Finding the Right Fit: How to Scope a Data Project

Before implementing analytics techniques to pull insights from data, governments need to identify those places where data can make the biggest difference.

•

Erica Pincus, Data-Smart City Solutions

This story was originally published by Data-Smart City Solutions. Too often, teams dive into a data project only to realize a few months later that they are either solving the wrong problem, or don't have the data they need to reach an answer. Policymakers, researchers, and the media tend to place emphasis on how to execute data projects in order to produce results, but the prior phase—that of scoping the data project—is equally important for the project's success.

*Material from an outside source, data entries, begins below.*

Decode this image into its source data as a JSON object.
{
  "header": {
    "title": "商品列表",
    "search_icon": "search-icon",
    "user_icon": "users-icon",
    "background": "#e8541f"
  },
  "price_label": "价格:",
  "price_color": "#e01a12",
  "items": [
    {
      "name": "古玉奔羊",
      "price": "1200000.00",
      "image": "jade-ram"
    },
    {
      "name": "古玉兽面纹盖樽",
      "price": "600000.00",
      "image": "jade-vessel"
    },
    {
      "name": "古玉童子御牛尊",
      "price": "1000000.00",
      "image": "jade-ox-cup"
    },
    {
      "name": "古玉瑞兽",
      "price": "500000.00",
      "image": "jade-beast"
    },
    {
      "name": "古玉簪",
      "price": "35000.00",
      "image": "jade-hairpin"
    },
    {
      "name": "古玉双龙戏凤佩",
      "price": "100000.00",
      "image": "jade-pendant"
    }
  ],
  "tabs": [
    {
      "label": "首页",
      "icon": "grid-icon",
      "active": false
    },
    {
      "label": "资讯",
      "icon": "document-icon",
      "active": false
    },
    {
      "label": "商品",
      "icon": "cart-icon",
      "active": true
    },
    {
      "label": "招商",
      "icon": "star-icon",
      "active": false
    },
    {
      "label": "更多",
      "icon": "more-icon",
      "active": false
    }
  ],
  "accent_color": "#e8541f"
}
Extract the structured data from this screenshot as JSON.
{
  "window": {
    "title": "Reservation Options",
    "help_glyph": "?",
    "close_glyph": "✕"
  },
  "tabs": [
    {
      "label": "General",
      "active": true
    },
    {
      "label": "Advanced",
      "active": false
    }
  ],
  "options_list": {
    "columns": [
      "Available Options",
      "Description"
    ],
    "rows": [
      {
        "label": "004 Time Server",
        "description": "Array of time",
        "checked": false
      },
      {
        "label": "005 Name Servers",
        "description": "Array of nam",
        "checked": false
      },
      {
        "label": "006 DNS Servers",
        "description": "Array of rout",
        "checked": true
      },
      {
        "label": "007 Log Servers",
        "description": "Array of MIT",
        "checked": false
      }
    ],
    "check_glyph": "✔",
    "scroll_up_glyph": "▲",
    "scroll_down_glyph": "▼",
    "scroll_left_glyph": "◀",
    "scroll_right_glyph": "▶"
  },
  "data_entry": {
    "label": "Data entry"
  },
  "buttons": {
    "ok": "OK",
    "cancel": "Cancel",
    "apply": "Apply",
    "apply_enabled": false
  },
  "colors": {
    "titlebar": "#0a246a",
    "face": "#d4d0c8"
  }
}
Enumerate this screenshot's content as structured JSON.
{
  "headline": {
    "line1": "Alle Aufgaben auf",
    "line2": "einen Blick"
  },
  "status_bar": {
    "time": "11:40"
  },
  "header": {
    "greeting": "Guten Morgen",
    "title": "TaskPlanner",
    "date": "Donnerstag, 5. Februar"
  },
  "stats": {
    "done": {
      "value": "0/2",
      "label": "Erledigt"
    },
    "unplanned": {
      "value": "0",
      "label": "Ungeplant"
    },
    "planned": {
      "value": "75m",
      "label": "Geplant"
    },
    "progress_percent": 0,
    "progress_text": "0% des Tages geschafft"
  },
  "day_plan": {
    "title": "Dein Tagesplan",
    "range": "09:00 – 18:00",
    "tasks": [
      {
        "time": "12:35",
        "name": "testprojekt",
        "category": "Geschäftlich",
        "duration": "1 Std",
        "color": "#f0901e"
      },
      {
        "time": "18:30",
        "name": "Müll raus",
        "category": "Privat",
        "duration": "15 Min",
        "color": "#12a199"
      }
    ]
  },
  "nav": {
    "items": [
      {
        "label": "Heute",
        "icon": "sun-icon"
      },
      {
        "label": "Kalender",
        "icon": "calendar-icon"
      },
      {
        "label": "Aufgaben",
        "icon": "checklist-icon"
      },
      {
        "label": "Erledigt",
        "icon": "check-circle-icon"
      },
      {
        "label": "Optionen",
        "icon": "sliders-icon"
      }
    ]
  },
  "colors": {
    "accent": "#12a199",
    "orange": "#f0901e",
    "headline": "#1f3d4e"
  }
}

Before implementing analytics techniques to pull insights from data, governments need to identify those places where data can make a difference. At the Civic Analytics Network’s inaugural Summit on Data-Smart Government, Lauren Haynes, former Associate Director of the Center for Data Science and Public Policy (DSaPP) at the University of Chicago, explored the concept of data scoping. In her session, "How to Scope Data Projects," Haynes explored how cities can identify areas ripe for analytics in order to maximize the value of data.

Haynes' team scopes about 60 data projects each year for their Data Science for Social Good (DSSG) Fellows, who partner with nonprofits and government organizations to complete data science projects. In assessing what makes a good DSSG project, Haynes emphasized the need to identify problems that are solvable, challenging, and socially impactful, and that involve both a capable, committed partner and relevant, available data. After accounting for these initial factors, DSSG then works through a project scoping methodology that involves assessing available data via a data maturity framework and surfacing actionable questions through the problem formulation practices described below.

DATA MATURITY FRAMEWORK

Haynes outlined three elements of data projects that project leaders must develop prior to implementation: problem definition, data readiness, and organizational readiness. DSaPP uses a Data Maturity Framework to inform these three areas. In terms of problem definition, Haynes recommends project leaders start by asking about the core business problems to address the question "What is keeping the Mayor up at night?"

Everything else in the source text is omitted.